【閑話休題】新元号「令和」
先日、平成の次の元号の発表がありました。
新しい元号は「令和(れいわ)」。
自分は「光」とか「永」いう字を予想していたので、
目にした瞬間、こんな漢字も使うんだと、正直驚きました。
予想するにあたっては、頭文字を当てる方が簡単だと考えていました。
すなわち、明治大正昭和平成のイニシャルのものを除く、
そのヒントだけでもMTSHの頭文字が外れるので、
「光(K)」もしく「永(E)」は十分有り得ると思っていたのですが、
「令(R )」は全く予想しませんでしたね。
R の音というのは、今までほとんど使われていなかったのではないでしょうか。
そういう意味では、R 音で始まる元号は今までにない新鮮な響きを感じます。
ただ自分がちょっと??と思ったのは、
令という字は、命令や従えるという意味合いにのみ認知していたのですが、
原典の令月という言葉は、何事をするにもよい月。めでたい月という意味だそうで、
結構長く生きて来ましたけど知らなかった。
へえー、漢字って奥深いんだなという感じです。
しかし、自分が新しい元号を見て思ったのは、
そこで用いられている漢字の出典うんぬん、字の良し悪しということではなく、
自分はこれから、この「令和」という元号のもとで、長らく生きていくんだということ。
皇太子殿下は50代半ばですから、何事も無ければ、恐らく「令和」は20年ぐらいは続くでしょう。
20年後、平均寿命からすれば、自分はまだ生きているはずです。
その時一体自分は何をしているのか。
ちょっと想像がつきません。
なお、元号については合理的でないから、
西暦のみ使用し、廃止すべきだという意見もあります。
現代の合理性至上主義からすると、元号は日本のみで使用されるものであり、
いちいち変換が煩雑で、確かにグローバルな基準とはいえません。
しかしながら、自分は、645年から千数百年間脈々と伝えられてきた
元号の存続を支持する者です。
天皇制賛美主義者というわけではありません。
元号には、西暦では消化しきれない記憶や思いというものが確かにあると感じるんです。
昭和が終わった時の過ぎ逝く記憶、平成が始まった時の新しい思いの記憶。
西暦で言われてピンと来なくても、昭和何年、平成何年で言われると、
フッと記憶が蘇ってくる。
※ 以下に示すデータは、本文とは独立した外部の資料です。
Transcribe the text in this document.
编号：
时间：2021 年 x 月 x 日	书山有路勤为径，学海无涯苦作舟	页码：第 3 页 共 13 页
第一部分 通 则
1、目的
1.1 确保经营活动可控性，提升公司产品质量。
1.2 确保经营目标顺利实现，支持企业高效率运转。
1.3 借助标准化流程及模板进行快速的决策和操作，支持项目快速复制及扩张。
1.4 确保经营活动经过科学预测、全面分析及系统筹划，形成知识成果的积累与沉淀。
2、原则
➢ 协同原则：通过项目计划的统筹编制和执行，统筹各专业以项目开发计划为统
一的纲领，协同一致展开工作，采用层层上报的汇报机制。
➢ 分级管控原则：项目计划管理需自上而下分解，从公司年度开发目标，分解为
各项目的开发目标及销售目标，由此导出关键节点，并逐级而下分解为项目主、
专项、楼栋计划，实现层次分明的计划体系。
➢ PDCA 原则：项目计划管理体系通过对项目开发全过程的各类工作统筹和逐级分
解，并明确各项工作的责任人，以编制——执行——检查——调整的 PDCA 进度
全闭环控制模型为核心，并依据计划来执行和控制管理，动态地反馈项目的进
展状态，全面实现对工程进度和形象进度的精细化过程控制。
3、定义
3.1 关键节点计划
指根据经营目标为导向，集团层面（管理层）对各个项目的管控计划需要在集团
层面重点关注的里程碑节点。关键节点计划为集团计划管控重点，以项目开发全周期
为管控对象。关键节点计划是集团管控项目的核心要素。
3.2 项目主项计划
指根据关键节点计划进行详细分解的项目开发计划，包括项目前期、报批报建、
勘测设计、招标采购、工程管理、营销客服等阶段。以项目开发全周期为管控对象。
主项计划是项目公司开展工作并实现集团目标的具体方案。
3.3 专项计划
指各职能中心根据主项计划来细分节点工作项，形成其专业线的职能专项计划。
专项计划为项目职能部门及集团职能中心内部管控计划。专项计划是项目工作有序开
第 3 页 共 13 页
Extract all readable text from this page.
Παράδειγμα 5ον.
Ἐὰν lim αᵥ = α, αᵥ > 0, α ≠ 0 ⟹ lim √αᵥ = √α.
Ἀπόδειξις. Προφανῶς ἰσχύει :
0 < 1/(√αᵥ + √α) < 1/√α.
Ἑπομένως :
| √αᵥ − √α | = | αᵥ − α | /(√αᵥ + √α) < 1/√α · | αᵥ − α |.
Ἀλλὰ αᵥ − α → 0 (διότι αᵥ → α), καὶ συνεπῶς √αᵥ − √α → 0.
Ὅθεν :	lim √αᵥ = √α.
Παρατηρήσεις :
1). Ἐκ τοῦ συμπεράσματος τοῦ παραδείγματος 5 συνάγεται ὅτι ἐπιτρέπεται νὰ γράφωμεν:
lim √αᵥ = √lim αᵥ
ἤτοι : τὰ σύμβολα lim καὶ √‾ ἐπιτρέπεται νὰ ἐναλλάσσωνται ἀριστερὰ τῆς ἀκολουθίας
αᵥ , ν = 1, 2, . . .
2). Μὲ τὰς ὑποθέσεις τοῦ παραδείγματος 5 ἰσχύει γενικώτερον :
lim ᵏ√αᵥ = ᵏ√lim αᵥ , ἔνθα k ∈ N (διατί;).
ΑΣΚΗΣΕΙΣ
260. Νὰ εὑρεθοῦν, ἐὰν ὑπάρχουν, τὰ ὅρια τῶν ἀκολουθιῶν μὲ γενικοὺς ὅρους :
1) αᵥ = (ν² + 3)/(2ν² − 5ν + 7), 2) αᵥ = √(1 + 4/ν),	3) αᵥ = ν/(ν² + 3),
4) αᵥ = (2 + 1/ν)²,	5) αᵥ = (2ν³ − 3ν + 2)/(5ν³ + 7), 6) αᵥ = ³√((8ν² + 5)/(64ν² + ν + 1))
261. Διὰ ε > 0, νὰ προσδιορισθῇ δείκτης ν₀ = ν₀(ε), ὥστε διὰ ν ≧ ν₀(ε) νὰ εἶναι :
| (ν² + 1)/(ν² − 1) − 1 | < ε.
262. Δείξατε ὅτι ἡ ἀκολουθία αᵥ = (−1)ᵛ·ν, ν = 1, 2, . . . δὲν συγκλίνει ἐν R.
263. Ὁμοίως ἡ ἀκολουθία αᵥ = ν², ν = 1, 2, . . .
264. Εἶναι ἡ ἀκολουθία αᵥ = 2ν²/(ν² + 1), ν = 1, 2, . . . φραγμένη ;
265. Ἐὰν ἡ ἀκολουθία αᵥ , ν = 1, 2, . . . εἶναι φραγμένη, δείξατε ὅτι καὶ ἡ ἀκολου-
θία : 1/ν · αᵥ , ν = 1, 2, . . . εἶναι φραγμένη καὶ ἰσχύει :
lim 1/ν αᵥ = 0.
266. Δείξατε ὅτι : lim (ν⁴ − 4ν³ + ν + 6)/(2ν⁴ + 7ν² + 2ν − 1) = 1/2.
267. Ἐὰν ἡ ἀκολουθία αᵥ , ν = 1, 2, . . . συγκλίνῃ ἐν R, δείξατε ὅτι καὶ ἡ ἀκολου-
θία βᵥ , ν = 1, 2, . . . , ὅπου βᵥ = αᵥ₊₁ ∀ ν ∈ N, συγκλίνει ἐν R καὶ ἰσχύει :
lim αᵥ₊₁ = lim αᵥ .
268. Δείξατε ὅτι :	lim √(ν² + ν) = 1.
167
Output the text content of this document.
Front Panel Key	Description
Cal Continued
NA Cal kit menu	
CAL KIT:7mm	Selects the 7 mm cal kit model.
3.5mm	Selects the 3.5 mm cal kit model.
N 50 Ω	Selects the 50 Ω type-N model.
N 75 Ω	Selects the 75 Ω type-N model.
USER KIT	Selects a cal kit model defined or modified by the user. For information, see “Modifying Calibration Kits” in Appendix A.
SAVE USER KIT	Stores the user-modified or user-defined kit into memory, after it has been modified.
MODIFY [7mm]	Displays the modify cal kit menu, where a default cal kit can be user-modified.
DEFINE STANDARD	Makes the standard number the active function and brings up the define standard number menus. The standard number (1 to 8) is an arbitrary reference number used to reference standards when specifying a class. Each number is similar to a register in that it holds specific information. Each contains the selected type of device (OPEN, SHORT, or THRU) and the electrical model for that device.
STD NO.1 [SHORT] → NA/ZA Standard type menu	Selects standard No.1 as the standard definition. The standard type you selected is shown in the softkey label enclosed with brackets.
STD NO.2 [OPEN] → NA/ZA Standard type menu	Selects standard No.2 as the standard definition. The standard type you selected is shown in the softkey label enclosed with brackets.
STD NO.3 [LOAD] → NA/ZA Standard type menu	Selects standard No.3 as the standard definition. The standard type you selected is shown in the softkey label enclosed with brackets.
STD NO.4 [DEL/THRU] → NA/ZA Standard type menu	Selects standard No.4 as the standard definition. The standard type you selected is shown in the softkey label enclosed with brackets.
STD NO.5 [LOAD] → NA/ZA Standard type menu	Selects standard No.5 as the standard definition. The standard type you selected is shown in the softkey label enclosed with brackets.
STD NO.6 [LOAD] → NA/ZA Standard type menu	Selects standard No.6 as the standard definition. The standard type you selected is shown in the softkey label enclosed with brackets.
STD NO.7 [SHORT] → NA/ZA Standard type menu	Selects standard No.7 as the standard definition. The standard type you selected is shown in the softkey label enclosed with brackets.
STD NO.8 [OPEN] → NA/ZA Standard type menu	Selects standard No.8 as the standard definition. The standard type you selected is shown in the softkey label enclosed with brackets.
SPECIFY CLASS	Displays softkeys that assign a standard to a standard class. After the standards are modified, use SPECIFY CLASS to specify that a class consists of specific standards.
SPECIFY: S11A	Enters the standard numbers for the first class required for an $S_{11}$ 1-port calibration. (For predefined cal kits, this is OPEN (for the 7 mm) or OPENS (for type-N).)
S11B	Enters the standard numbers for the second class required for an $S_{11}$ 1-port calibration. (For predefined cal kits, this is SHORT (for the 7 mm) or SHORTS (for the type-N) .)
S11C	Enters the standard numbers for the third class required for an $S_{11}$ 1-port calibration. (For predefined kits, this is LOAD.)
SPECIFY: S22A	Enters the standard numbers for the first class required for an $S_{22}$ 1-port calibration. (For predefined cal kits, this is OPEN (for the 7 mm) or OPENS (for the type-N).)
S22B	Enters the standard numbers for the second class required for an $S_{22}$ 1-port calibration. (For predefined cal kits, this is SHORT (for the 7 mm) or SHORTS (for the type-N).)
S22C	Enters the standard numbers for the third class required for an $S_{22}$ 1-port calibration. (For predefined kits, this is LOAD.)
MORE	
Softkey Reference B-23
そういうものが確かにあります。
合理性という概念は、20世紀から現代まで時代を牽引して人間を進歩させてきました。
特にこの時代は、経済と戦争がおそろしく飛躍した時代ですから、
合理的思考というのは時代の寵児であったと言ってもいいかもしれません。
しかしながら、合理性というものは、
人間を幸せにする万能な概念ではないと感じています。
個性、ひいては地域的特色というものは、ひとつひとつが違っていて、
本来凸凹していて面倒なものです。
合理性はその凸凹を平たくして同じ規格にするものですが、
近現代において、全体を一律化する高速度交通機関の整備、メディアの普及により、
中央と地方がスピーディーに繋がることにより確かに人々は利便を得ました。
しかし、反面、どの地方の駅前に行っても同じチェーン店に、同じ流行、風俗。
地方は独自の特色を失い、急速にその魅力を失いつつあります。そして人間もまた。
合理性は、国際間の競争を勝ち抜く上で確かに重要なものですが、
果てしなく終わりないものでもあり、
それのみを唯一の価値基準とする人々は、おそらく疲れ果ててしまうでしょう。
人間とはその存在自体が不合理なイレギュラーなものだと感じています。
ですから心が引っかかる凸凹したものを、
不合理だからという理由で安易に捨て去ってはいけない。
捨て去ってしまえば、
捨て去ってしまえば、
艪を失った舟のように合理性の波の中を漂流することになってしまう。
日本は来るべき新しい「令和」の時代を異なる価値観を両にらみしながら、
トータルバランスで進むべきだと感じています。
日本は来るべき新しい「令和」の時代を異なる価値観を両にらみしながら、
トータルバランスで進むべきだと感じています。
それは具体的にどういうことだということは、また追々お話しする機会もあるかと思います。